Вы помните, конечно, что Писарев одобрял поэзию Майкова.[215] Но каково было это одобрение. Базаров видел в довольно смело выраженном эпикуреизме тогда еще молодого Майкова законное заявление о требованиях организма. Хороша, подумаешь, поэзия!

Говорить ли о судьбе Алексея Толстого, которого начинают понимать лишь через 30 лет после его смерти, о только что собранной сокровищнице Фета, о Тютчеве, которого знают только по хрестоматии Галахова;[216] о поэзии Полонского, этой растрепанно-яркой комете нашей литератур?!?

Если бы кто-нибудь сделал для нее хоть то, что покойный поэт сделал для Бенедиктова.[217]

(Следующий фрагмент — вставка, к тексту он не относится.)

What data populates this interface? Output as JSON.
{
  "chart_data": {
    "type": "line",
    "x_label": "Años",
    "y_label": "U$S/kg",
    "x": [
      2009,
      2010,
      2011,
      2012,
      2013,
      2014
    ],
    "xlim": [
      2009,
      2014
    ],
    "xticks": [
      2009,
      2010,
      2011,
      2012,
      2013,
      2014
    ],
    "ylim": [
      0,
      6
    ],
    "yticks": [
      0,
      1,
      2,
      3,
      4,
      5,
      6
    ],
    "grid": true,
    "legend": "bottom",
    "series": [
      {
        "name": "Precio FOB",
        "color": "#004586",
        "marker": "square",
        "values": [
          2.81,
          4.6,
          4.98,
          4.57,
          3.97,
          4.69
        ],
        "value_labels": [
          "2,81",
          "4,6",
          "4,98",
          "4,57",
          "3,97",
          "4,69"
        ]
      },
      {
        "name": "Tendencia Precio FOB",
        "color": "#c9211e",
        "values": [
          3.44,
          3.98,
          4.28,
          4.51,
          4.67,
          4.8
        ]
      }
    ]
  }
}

Да что я говорю о судьбе наших di minores,[218] когда исследование столетнего Пушкина после всех памятников, обедов и речей начато только вчера академиком Коршем,[219] и если хоть несколько известно в литературе, то лишь благодаря своему анекдотическому поводу.[220] Эстетизм силою обстоятельств сроднился в нашем сознании с нераскаянным барством, и только история разберет когда-нибудь на досуге летопись его многострадальности. Развитию нашего устного слова очень мало помогала до сих пор и школа, благодаря тому, что толстовские училища безусловно ограничили устное преподавание наше в пользу учебника, и все мы в лучшую пору нашей восприимчивости должны были посвящать часы самой свежей работы учебникам, т. е. книгам нелитературным по самому существу. Мудрено ли, но у нас нет до сих пор литературного стиля, хотя были и есть превосходные писатели, и ораторы, и даже стилисты, главным образом, кажется, по канцеляриям.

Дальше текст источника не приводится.